Alexandra Ragheb (°1987, Washington, DC, United States) makes photos, drawings, films and mixed media artworks. By referencing romanticism, grand-guignolesque black humour and symbolism, Ragheb makes works that can be seen as self-portraits. Sometimes they appear idiosyncratic and quirky, at other times, they seem typical by-products of American superabundance and marketing.
Her work urge us to renegotiate photography as being part of a reactive or – at times – autistic medium, commenting on oppressing themes in our contemporary society. With Plato’s allegory of the cave in mind, she creates work through labour-intensive processes which can be seen explicitly as a personal exorcism ritual. They are inspired by a nineteenth-century tradition of works, in which an ideal of ‘Fulfilled Absence’ was seen as the pinnacle.
Her works question the conditions of appearance of an image in the context of contemporary visual culture in which images, representations and ideas normally function. By rejecting an objective truth and global cultural narratives, she presents everyday objects as well as references to texts, painting and architecture. Pompous writings and Utopian constructivist designs are juxtaposed with trivial objects. Categories are subtly reversed.
She creates situations in which everyday objects are altered or detached from their natural function. By applying specific combinations and certain manipulations, different functions and/or contexts are created. By studying sign processes, signification and communication, she makes work that deals with the documentation of events and the question of how they can be presented. The work tries to express this with the help of physics and technology, but not by telling a story or creating a metaphor.
Her practice provides a useful set of allegorical tools for manoeuvring with a pseudo-minimalist approach in the world of photography: these meticulously planned works resound and resonate with images culled from the fantastical realm of imagination. By demonstrating the omnipresent lingering of a ‘corporate world’, her works references post-colonial theory as well as the avant-garde or the post-modern and the left-wing democratic movement as a form of resistance against the logic of the capitalist market system.
Her works are saturated with obviousness, mental inertia, clichés and bad jokes. They question the coerciveness that is derived from the more profound meaning and the superficial aesthetic appearance of an image. By parodying mass media by exaggerating certain formal aspects inherent to our contemporary society, she creates work in which a fascination with the clarity of content and an uncompromising attitude towards conceptual and minimal art can be found. The work is aloof and systematic and a cool and neutral imagery is used.
Her works demonstrate how life extends beyond its own subjective limits and often tells a story about the effects of global cultural interaction over the latter half of the twentieth century. It challenges the binaries we continually reconstruct between Self and Other, between our own ‘cannibal’ and ‘civilized’ selves. With the use of appropriated materials which are borrowed from a day-to-day context, she wants the viewer to become part of the art as a kind of added component. Art is entertainment: to be able to touch the work, as well as to interact with the work is important.

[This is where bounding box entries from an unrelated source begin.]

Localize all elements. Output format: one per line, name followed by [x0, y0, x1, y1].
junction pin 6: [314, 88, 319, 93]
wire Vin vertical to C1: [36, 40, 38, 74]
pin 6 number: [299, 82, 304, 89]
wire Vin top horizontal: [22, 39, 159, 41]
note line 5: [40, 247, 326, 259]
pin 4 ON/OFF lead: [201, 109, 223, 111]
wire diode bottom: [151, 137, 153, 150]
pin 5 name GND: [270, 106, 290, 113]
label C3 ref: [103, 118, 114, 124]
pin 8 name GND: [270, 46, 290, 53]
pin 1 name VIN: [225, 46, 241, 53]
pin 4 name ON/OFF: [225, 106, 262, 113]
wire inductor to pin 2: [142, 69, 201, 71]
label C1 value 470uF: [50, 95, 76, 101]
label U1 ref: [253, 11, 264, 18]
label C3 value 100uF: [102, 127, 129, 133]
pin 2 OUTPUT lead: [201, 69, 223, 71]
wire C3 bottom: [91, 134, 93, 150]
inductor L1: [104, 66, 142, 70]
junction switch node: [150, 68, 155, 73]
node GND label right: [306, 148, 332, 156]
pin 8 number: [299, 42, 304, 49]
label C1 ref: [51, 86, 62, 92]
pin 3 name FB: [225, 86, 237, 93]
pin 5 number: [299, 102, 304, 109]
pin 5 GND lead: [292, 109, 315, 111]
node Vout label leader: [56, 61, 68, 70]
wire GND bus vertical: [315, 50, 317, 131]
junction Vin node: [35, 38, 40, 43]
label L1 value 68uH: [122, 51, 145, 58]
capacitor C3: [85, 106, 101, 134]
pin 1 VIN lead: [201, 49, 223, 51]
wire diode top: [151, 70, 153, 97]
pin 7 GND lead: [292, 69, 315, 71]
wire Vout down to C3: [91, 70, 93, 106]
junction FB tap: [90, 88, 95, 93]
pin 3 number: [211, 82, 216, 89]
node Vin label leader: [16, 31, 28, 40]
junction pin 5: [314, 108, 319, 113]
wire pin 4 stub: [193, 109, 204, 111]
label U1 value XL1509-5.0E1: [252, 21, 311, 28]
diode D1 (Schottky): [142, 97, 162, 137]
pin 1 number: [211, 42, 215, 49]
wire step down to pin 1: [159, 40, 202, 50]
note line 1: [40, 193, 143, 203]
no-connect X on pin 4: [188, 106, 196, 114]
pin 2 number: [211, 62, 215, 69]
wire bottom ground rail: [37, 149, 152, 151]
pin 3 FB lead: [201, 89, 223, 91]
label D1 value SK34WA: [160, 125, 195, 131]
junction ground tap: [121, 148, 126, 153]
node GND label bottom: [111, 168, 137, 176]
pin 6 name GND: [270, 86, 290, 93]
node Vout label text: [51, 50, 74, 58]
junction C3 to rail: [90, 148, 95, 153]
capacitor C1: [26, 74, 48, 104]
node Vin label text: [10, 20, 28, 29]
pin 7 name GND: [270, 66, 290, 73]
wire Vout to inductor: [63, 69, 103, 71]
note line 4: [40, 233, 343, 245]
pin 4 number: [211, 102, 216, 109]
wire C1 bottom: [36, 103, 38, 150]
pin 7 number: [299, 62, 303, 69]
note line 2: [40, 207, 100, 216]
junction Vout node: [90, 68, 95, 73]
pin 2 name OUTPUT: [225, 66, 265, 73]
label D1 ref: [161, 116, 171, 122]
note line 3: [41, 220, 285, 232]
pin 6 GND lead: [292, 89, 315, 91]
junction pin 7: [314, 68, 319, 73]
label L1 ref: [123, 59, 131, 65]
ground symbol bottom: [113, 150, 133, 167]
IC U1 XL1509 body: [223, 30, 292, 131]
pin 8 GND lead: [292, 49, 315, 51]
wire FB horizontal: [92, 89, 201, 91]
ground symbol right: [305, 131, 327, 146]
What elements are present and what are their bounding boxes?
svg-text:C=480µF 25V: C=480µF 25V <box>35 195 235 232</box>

Her works are based on inspiring situations: visions that reflect a sensation of indisputability and serene contemplation, combined with subtle details of odd or eccentric, humoristic elements. With a subtle minimalistic approach, she creates with daily, recognizable elements, an unprecedented situation in which the viewer is confronted with the conditioning of his own perception and has to reconsider his biased position.
Her works are an investigation into representations of (seemingly) concrete ages and situations as well as depictions and ideas that can only be realized in photography. By creating situations and breaking the passivity of the spectator, she makes work that generates diverse meanings. Associations and meanings collide. Space becomes time and language becomes image.
Her works are often classified as part of the new romantic movement because of the desire for the local in the unfolding globalized world. However, this reference is not intentional, as this kind of art is part of the collective memory. Alexandra Ragheb currently lives and works in New York.